As if it weren't enough that Manhattan's been plagued by a recent measles resurgence, eight students at the Stevens Institute of Technology in Hoboken, NJ have reportedly contracted mumps. Up next: smallpox, rinderpest, bubonic plague, dodo bird stampede.
According to the New Jersey Department of Health, the eight students were diagnosed with the highly-contagious disease last week. Officials say the virus is not spreading, and the students, aged 18-21, have been isolated in their off-campus homes.
There's no cure or specific treatment for mumps—which is characterized by fever, headache, muscle aches, tiredness, loss of appetite, and the swelling of salivary glands, according to the CDC—though usually the illness passes on its own. The MMR (mumps, measles and rubella) vaccination helps prevent individuals from contracting the disease, and two doses of mumps vaccine are 88 percent effective in protecting you. But since vaccines rely on herd immunity to keep you from getting sick, it's still possible to contract the illness. All of the Stevens Institute students who have fallen ill had received the recommended two vaccine doses.

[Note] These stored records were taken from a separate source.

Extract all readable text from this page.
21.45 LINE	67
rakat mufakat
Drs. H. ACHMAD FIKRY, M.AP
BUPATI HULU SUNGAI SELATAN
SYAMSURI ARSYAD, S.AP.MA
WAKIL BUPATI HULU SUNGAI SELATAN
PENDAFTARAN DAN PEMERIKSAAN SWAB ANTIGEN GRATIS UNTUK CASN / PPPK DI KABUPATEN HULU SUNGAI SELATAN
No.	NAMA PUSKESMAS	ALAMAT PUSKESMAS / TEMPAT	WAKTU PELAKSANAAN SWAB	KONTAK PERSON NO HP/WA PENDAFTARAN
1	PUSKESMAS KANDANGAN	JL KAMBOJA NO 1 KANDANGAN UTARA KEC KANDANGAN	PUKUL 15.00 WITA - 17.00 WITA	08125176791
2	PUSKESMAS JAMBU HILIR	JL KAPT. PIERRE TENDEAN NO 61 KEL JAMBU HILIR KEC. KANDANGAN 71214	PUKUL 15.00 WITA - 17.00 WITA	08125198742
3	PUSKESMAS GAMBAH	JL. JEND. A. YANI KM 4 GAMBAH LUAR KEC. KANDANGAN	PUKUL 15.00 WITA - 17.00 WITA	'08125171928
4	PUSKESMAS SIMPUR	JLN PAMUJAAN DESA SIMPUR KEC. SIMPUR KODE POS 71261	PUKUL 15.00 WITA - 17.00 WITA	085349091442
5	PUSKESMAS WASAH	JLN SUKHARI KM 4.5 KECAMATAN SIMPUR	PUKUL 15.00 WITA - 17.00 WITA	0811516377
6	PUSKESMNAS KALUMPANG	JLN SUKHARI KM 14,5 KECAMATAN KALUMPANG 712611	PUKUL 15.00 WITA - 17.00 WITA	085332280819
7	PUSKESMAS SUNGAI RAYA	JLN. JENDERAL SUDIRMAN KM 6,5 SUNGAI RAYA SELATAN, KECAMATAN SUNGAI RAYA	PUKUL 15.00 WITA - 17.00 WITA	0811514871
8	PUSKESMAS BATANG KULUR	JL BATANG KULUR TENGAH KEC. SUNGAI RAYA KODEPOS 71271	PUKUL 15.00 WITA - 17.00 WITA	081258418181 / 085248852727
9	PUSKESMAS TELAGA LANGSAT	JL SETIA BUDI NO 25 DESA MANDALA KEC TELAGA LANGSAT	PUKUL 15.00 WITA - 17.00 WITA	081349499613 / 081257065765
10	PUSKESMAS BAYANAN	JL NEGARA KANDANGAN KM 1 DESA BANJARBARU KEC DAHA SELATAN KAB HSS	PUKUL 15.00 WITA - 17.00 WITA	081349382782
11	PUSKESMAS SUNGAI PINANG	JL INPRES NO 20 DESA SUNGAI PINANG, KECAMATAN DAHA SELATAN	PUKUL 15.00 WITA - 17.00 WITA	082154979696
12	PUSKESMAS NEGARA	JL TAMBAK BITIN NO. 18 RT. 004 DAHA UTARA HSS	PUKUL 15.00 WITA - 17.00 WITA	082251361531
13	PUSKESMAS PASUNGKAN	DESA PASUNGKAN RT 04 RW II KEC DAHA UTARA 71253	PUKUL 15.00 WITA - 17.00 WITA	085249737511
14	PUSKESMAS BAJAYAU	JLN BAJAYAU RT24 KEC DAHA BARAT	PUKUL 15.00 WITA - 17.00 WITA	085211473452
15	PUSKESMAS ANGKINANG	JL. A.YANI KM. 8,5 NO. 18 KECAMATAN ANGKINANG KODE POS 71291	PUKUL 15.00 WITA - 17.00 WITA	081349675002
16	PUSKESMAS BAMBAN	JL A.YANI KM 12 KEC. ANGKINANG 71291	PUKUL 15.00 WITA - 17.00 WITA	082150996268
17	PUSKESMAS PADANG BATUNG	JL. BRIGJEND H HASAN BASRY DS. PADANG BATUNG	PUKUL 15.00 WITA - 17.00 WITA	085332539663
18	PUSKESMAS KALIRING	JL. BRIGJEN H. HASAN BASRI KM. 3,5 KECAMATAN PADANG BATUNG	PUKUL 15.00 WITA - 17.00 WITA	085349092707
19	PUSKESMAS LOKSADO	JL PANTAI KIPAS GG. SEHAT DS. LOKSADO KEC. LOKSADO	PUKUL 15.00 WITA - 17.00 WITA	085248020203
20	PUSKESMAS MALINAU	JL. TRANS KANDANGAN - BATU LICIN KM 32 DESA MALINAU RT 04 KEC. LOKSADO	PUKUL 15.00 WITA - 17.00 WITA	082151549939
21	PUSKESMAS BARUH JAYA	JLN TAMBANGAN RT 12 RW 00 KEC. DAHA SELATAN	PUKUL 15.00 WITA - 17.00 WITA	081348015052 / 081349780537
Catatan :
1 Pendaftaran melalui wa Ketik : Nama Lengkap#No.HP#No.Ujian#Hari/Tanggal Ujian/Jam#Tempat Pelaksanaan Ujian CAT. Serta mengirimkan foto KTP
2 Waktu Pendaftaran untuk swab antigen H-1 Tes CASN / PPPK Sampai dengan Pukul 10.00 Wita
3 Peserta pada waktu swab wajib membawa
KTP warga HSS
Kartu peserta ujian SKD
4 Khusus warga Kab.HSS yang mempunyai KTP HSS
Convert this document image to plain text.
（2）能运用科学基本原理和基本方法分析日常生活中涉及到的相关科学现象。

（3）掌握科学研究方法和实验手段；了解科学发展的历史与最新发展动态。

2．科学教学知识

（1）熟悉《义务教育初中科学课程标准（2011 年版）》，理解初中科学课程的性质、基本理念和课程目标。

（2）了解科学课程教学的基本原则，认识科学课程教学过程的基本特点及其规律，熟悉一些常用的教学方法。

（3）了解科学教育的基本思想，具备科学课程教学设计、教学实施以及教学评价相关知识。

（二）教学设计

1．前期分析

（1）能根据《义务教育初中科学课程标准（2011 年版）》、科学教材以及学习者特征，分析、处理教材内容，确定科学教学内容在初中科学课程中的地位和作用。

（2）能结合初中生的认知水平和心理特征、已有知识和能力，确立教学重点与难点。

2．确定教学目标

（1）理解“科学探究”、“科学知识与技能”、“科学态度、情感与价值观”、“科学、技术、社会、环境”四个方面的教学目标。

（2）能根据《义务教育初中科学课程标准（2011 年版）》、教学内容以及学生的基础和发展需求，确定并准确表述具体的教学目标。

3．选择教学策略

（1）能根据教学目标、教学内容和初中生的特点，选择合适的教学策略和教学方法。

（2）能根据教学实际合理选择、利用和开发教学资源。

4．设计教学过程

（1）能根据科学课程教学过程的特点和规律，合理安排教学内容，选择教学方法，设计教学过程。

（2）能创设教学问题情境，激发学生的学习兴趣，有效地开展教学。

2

Mumps spreads easily through coughing and sneezing, and it can cause serious complications in adults, according to the NJ Health Department [pdf]. Plus, swollen glands like these don't seem so pleasant.
This isn't the first recent mumps outbreak in our area: in February, there were 13 reported mumps cases at Fordham University's Manhattan and Bronx campuses. And in September, dozens of reported mumps cases briefly shut down a popular Jersey Shore nightclub.